Special Olympics Saskatchewan has been playing an enormous role in the lives of countless individuals and their families over the years. From bowling to basketball, this organization makes sports programming accessible to those who otherwise would not have the opportunity to participate in these kinds of activities. This organization presents the chance to experience what it is like to be a part of a team and greater community to those living with an assortment of disabilities through their sport(s) of choice.

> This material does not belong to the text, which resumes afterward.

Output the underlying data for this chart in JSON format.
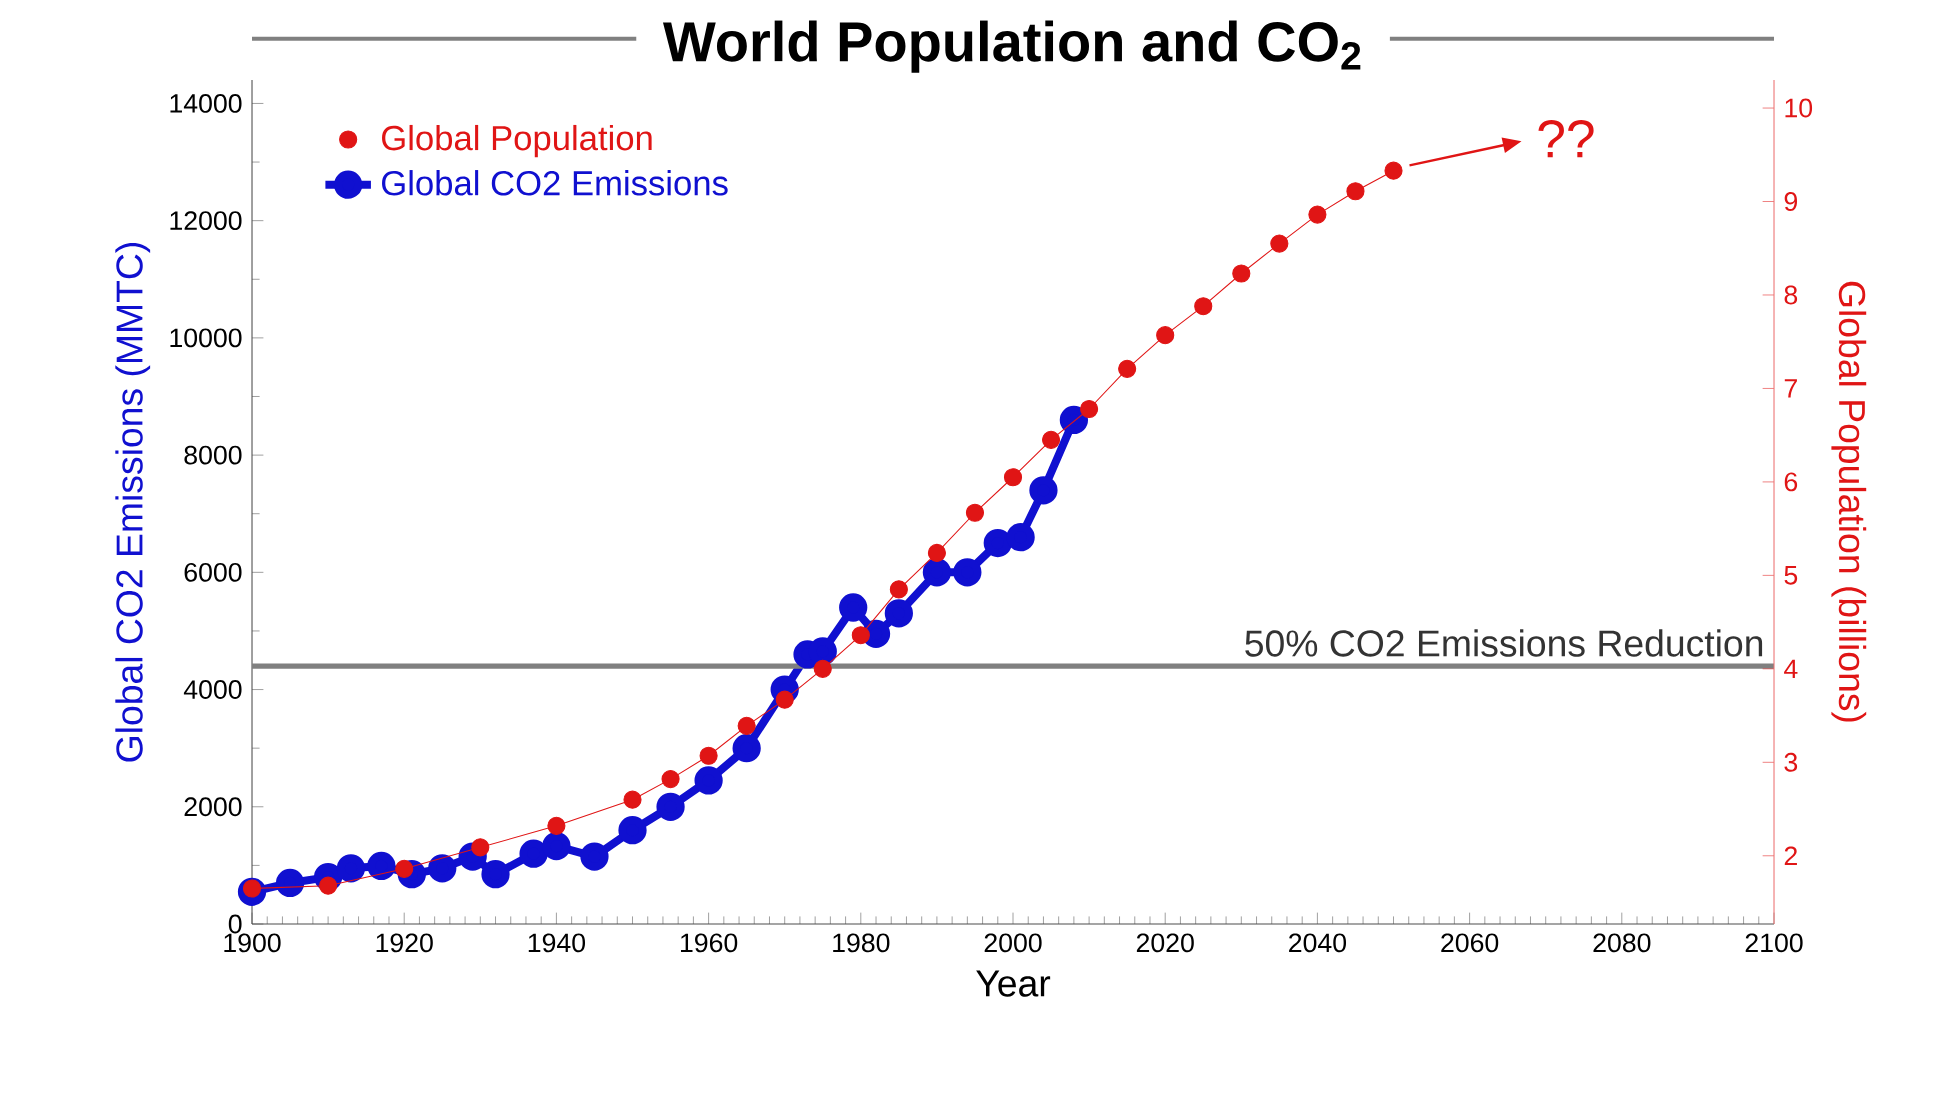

For those of us who have ever been a part of a sport, be it a team or solo event, know just how life changing that experience can be. From feeling the adrenaline when you step out for that first game, the joys in winning, sorrows in losing and the bonds you make with those in your community are something that is like no other. There is no way to explain the unique joys and the passion held other than to experience this firsthand. Special Olympics Saskatchewan allows all of these amazing things to be felt by those who are living with disabilities. It is a privilege like no other to be able to support this demographic in experiencing the unique joy that being a part of sports can offer to an individual.
As a way to show solidarity with this organization and to help raise awareness, the truckers of Saskatchewan have taken to the streets in a convoy that would typically travel from Saskatoon to Regina and had been doing so for the last 14 consecutive years. This event has been recognized as the world’s longest truck convoy, which consists of any and all kinds of larger automotive vehicles such as semi-trucks, dump trucks, buses, tow trucks and more! However, with the world looking a little bit different this year, as with everything else, the convoy had to change how it was presented as well. This means that instead of one group travelling the highways in one demonstration of support, two separate events took place in each respective major city. The separation was meant to ease social distancing from spectators and fewer participants congregating in one area after the event was completed.
In Regina this event took place the morning of Saturday September 12, with truckers and other supporters hitting the streets to promote this incredible organization. Together the group circled Ring Road as spectators looked on and cheered as they passed, blasting their horns as they went. With these stressful times they encouraged those from other cities to stay home and watch on their livestream, ensuring that nobody had to miss out on the fun while allowing social distancing to stay in effect.
In Saskatoon the event took place the morning of Saturday September 12 as well, with truckers and other supporters taking to Circle Drive to show their support. The spectacle was also being broadcasted live for those to enjoy virtually. Although it was disappointing to have to encourage people to stay at home to enjoy the event it was still extremely successful in its promotion.
The effort and support that went into this event is for more than just a fun event to take the kids to. This event is used as an opportunity to raise awareness and funds for those who take part in Special Olympics events. This is incredibly important as many of these athletes have other accommodations that need to be paid for such as wheelchairs and medications. These necessities are not always affordable for many of these individuals and the money that they would use to register for their sport of choice often gets delegated to such needs. Therefore the money that comes from initiatives like this provide such an amazing opportunity for these athletes to continue participation in the sports that everyone loves.
The feeling of community that sports provide is one thing that everyone can agree on, and the opportunities that these drivers provide these athletes through the exposure and funds that this convoy provides each year is worth recognizing. We are all excited to see what this event looks like next year.